The path forward: accountability or entrenchment
Uvira's capture is not simply another town changing hands; it is a test of whether external actors are willing to move from statements to consequences. If territorial gains are tacitly rewarded through negotiations that freeze the map in M23's favor, the incentive structure for future offensives remains intact.

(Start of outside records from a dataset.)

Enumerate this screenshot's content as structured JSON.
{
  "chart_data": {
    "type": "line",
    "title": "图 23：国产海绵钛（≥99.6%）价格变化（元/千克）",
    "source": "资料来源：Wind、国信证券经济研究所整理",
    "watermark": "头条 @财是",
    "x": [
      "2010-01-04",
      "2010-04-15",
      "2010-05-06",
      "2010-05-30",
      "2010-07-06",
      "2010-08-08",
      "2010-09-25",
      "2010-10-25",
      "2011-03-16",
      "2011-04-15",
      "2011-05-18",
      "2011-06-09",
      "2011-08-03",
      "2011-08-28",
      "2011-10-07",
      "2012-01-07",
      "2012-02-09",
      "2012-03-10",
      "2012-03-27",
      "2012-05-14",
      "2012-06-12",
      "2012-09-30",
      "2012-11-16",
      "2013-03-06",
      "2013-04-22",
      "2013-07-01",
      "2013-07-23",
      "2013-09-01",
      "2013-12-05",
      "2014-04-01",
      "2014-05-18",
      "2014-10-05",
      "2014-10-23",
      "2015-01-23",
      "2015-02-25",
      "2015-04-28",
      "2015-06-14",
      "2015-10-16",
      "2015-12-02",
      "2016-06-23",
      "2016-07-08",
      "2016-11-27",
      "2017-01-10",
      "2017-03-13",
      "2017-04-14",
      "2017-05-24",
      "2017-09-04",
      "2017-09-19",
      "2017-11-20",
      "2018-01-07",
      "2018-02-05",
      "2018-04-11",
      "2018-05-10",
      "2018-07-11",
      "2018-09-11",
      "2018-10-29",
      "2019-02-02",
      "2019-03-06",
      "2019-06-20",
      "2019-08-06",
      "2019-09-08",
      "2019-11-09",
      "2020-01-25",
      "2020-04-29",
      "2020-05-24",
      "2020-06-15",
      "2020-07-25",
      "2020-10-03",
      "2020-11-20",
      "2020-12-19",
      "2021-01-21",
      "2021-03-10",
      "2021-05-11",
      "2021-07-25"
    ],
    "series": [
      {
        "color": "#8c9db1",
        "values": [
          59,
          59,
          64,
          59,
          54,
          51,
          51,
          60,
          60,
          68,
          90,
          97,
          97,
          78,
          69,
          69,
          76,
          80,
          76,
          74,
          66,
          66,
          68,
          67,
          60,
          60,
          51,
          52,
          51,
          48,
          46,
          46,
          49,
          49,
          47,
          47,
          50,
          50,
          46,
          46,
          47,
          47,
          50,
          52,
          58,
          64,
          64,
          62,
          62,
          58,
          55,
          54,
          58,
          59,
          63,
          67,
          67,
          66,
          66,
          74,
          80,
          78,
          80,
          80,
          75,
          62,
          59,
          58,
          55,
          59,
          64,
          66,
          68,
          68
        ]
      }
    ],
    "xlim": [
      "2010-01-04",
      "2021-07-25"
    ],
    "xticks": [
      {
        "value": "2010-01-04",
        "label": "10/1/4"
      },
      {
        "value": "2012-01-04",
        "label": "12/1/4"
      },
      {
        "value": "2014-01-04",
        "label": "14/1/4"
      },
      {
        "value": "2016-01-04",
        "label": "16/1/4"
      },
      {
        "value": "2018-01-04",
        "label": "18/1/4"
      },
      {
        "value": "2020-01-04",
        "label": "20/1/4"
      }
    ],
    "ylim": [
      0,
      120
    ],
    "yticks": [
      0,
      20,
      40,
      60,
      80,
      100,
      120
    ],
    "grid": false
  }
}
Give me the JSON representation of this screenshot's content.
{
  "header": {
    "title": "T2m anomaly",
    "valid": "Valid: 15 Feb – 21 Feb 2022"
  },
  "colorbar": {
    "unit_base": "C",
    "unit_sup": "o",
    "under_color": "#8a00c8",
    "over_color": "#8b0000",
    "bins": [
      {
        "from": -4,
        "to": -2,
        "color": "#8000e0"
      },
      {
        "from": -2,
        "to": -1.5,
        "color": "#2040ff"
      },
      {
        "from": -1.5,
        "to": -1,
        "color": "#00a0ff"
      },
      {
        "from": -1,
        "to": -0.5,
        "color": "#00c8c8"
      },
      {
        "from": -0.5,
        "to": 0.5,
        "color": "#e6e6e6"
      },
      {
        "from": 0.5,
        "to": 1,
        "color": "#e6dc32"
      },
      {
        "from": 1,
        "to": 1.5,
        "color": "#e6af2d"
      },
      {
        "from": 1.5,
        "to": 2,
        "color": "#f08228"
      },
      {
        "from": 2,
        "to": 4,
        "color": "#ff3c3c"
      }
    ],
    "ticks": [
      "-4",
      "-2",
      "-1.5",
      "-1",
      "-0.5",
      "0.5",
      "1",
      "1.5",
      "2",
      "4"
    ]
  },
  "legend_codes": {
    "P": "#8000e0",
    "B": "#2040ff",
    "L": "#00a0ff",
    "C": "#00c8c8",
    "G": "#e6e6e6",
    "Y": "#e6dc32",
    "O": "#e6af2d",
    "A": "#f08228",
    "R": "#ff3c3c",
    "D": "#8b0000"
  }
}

Conversely, ignoring insurgent control and insisting on full restoration of sovereignty without addressing underlying grievances or governance failures produces paper agreements that collapse at first contact with reality.
Credible enforcement would require several steps: targeted sanctions on Rwandan and DRC officials enabling military support and human rights violations; unfettered humanitarian access to Uvira and surrounding displacement sites; support for independent investigations and prosecutions; and review of economic partnerships—especially minerals trade—to block conflict financing. The International Contact Group's December call to halt operations must be backed by clear benchmarks and timeline for verifiable withdrawals, with consequences for non-compliance spelled out in advance rather than improvised after the next offensive.
The alternative is predictable: more ceremonies in distant capitals, more civilians displaced, and more evidence that the gap between diplomacy and deterrence has become unbridgeable. Eastern Congo's cycle will continue until the international community decides that accountability and enforcement matter as much as photo opportunities in Washington.